В круглосуточной закусочной я взял два бутерброда с прозрачными ломтиками колбасы и чай. Табличка на халатике объявляла, что продавщицу зовут Марина. Это была хорошая идея, посетителя лишали первого па в танце знакомства.
Тем не менее когда я увидел у нашей парадной дежурного мужика в черном котелке, я понял, что мой час настал.
«Ваша фамилия?..» – произнес тот бодрым, утренним голосом, к которому прибегают хирурги в ситуациях, близких к фатальным.
«Да», – ответил я.
Стая бабочек
Способ моего проживания
Из дневника
О чем? О любви непосильной или о запоздалом томлении? Оно засыпает округу взбитыми заварными хлопьями воспоминаний, а те в конце концов протекают горьковатым сиропом, в котором ты и остаешься навсегда в случайной позе, как заносчивая муха.
Дела такие. Жизнь проходит, как придуманная. Подтаивает дружество и родство. Дороги заслезились, затуманился путь. Все радостное – все кратковременней. Передышки затягиваются узелками. Я знаю.
Из дневника
Чем может меня уязвить это маленькое, пяти, допустим, лет, немного вульгарное в силу возраста существо?
– Какой ты старый! – скажет она.
Подобная констатация никогда не доставляет удовольствия, но, в конце концов, это только факт.
– Ты – некрасивый.
Она меряет по себе, думает, что эта проблема волнует всех так же, как ее.
– Я никогда не выйду за тебя замуж.
Это уже серьезнее. Но еще есть возможность обмануть себя разницей в возрасте. Пожалуй, действительно, не выйдет. Не успеет. Или я не успею на ней жениться. Хотя я даже еще не сумел задаться вопросом, хочется ли мне этого?
– Ты – нехороший!
Тут все, тут никакие аргументы уже не помогут.

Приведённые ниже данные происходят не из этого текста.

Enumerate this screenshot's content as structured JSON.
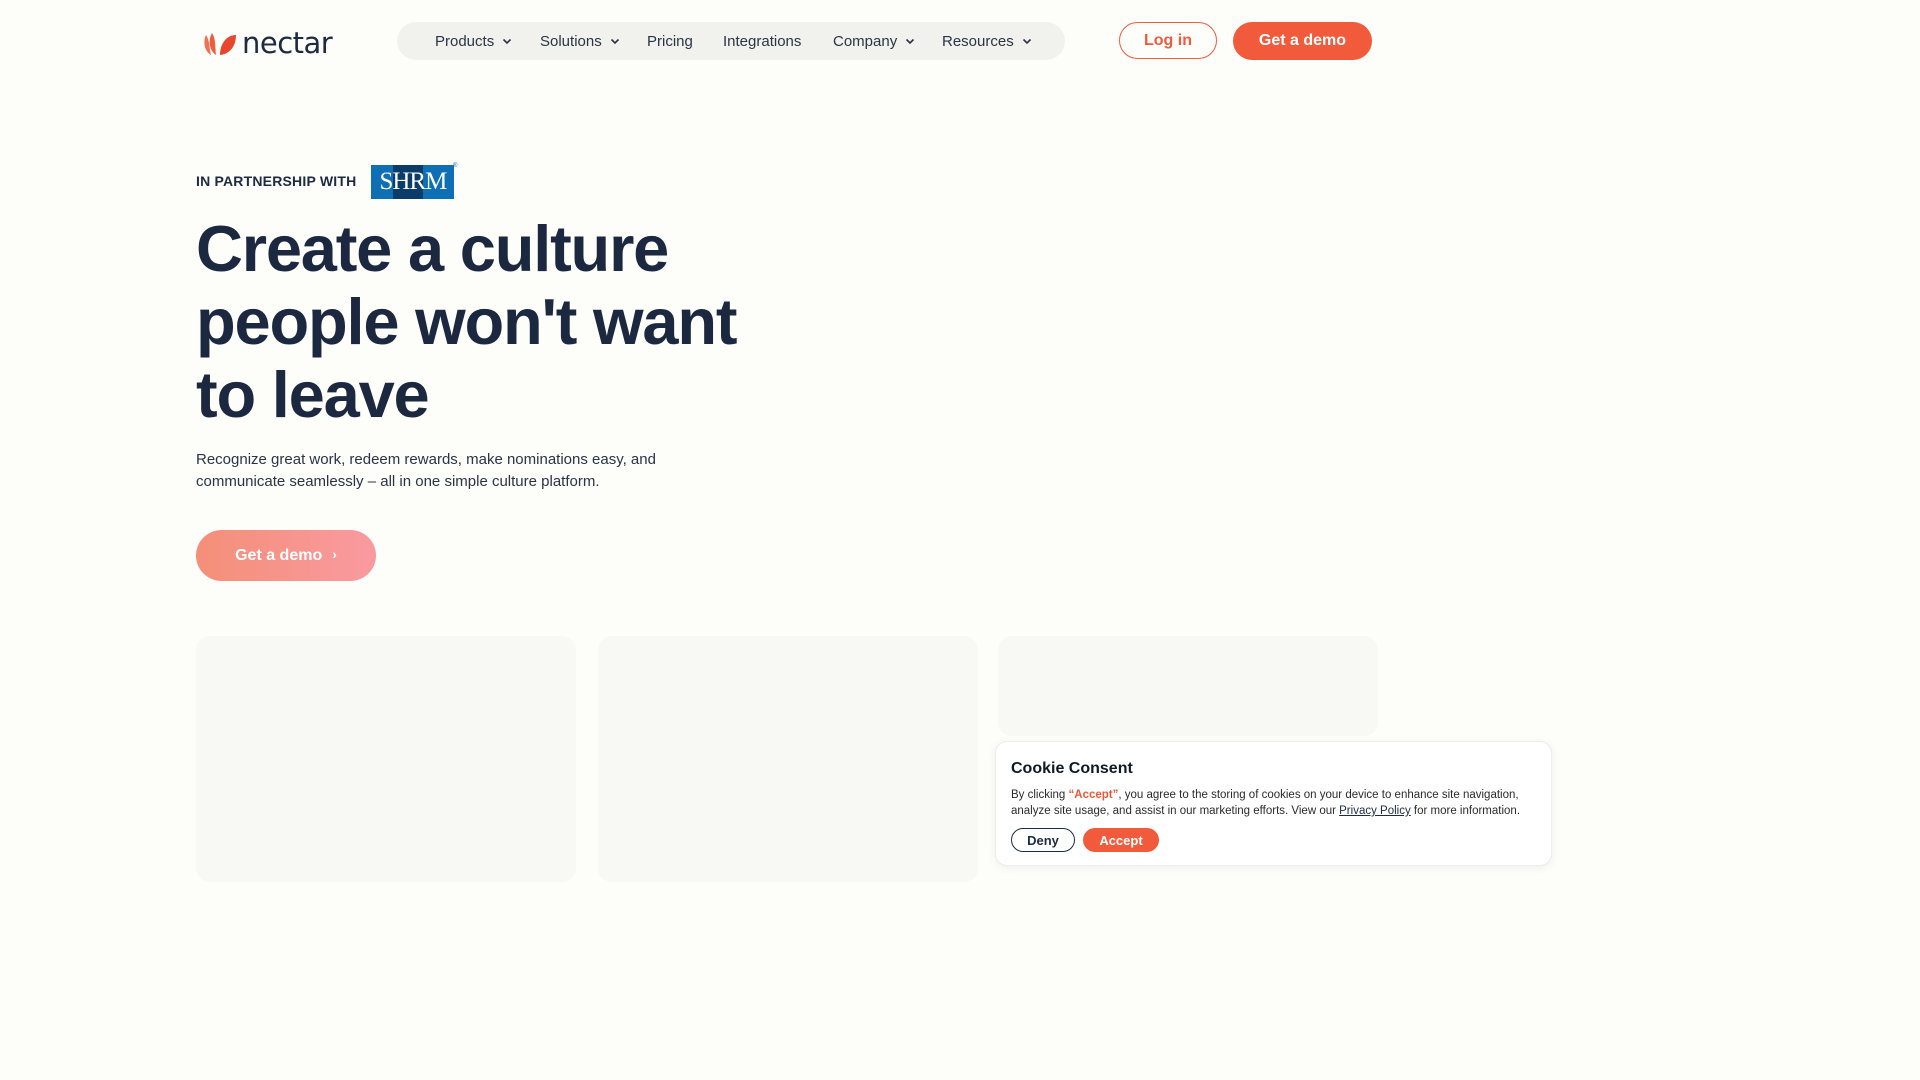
{
  "header": {
    "logo_text": "nectar",
    "nav": [
      {
        "label": "Products",
        "has_dropdown": true
      },
      {
        "label": "Solutions",
        "has_dropdown": true
      },
      {
        "label": "Pricing",
        "has_dropdown": false
      },
      {
        "label": "Integrations",
        "has_dropdown": false
      },
      {
        "label": "Company",
        "has_dropdown": true
      },
      {
        "label": "Resources",
        "has_dropdown": true
      }
    ],
    "login_label": "Log in",
    "demo_label": "Get a demo"
  },
  "hero": {
    "partner_label": "IN PARTNERSHIP WITH",
    "partner_logo_text": "SHRM",
    "partner_logo_mark": "®",
    "headline": "Create a culture people won't want to leave",
    "subtext": "Recognize great work, redeem rewards, make nominations easy, and communicate seamlessly – all in one simple culture platform.",
    "cta_label": "Get a demo",
    "cta_arrow": "›"
  },
  "cookie": {
    "title": "Cookie Consent",
    "text_before": "By clicking ",
    "text_highlight": "“Accept”",
    "text_middle": ", you agree to the storing of cookies on your device to enhance site navigation, analyze site usage, and assist in our marketing efforts. View our ",
    "link_label": "Privacy Policy",
    "text_after": " for more information.",
    "deny_label": "Deny",
    "accept_label": "Accept"
  },
  "colors": {
    "brand": "#f25a3c",
    "navy": "#1c2840",
    "background": "#fdfdf9",
    "shrm_blue": "#0e6fb5"
  }
}
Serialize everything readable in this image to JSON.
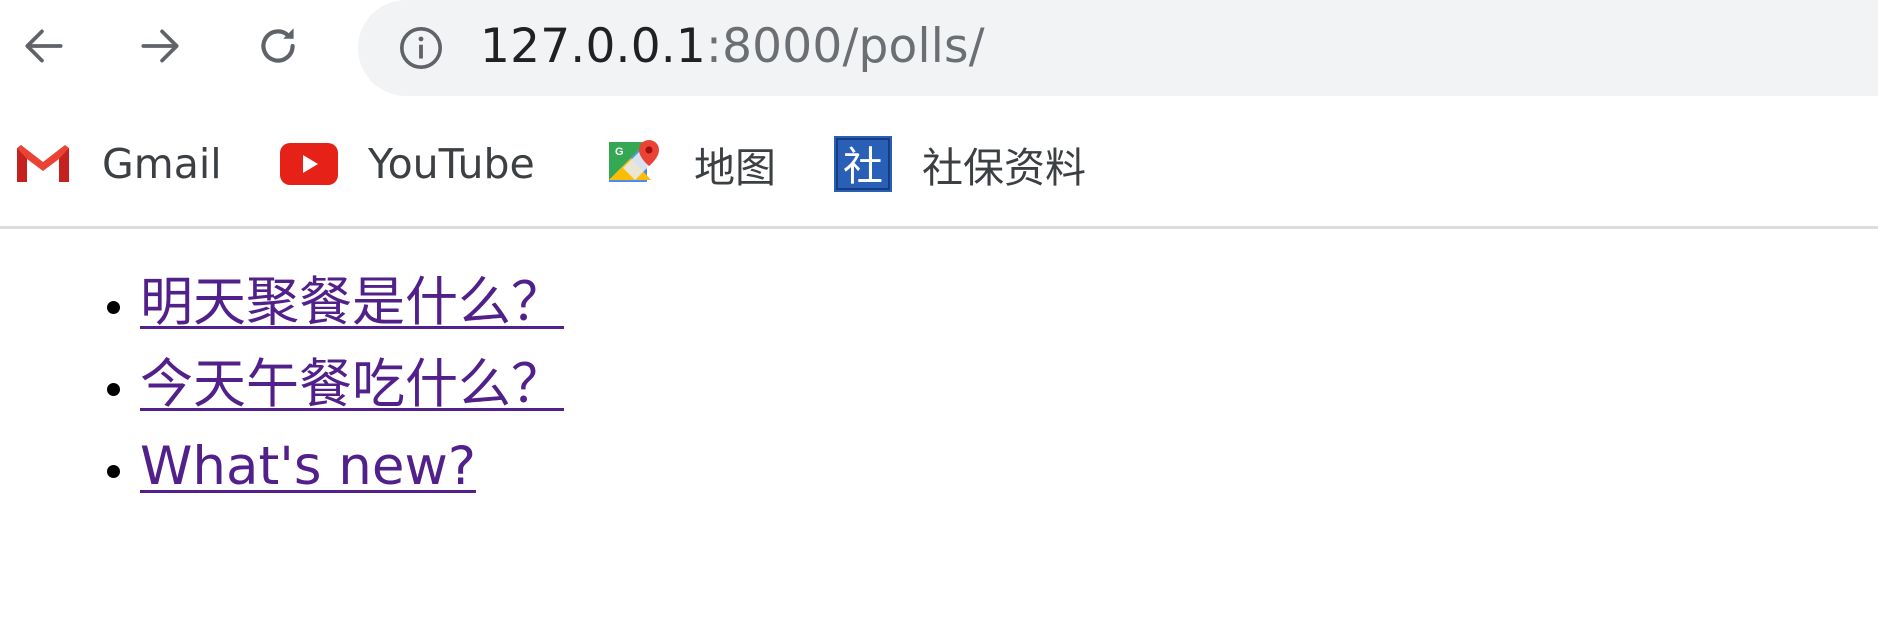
{
  "browser": {
    "back_icon": "arrow-left-icon",
    "forward_icon": "arrow-right-icon",
    "reload_icon": "reload-icon",
    "info_icon": "info-circle-icon",
    "url_host": "127.0.0.1",
    "url_rest": ":8000/polls/"
  },
  "bookmarks": [
    {
      "label": "Gmail",
      "icon": "gmail-icon"
    },
    {
      "label": "YouTube",
      "icon": "youtube-icon"
    },
    {
      "label": "地图",
      "icon": "maps-icon"
    },
    {
      "label": "社保资料",
      "icon": "shebao-icon",
      "icon_text": "社"
    }
  ],
  "polls": {
    "items": [
      {
        "text": "明天聚餐是什么？"
      },
      {
        "text": "今天午餐吃什么？"
      },
      {
        "text": "What's new?"
      }
    ]
  },
  "colors": {
    "link_visited": "#52208a",
    "omnibox_bg": "#f1f3f4",
    "youtube_red": "#e62117",
    "shebao_blue": "#2a5fb8"
  }
}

Почему-то именно в устах ребенка слова «хороший» и «нехороший» являются рационально необъяснимыми, но безусловными критериями. Мы тоже знаем силу и проницательность этих определений, но стыдимся ими пользоваться. Но мы знаем также, что эти определения верны, если собственная нравственная шкала настроена безукоризненно.
Почему бы в этом случае больше доверять ребенку? Вполне можно допустить, что именно в нем это чаще всего может быть продиктовано капризом или выгодой. Но нет, с библейских времен верим в чистоту детской интуиции, как в тайну, и отдаем себя на суд этой интуиции безусловно. Видимо, ничего больше нее не накопили.
Ко всему сказанному добавлю, что ни девочки этой, ни такого разговора не было. Так, форма рефлексии.
Морское путешествие в чужом сюжете
Режиссер был молод и снисходителен. Он ласково обворовывал каждого взглядом, собирая неизвестного значения улыбку в щеточки усов, потом всякий раз, выводя тебя из гипноза, добродушно смеялся и, полностью снимая всякие обидчивые подозрения, дотрагивался до плеча.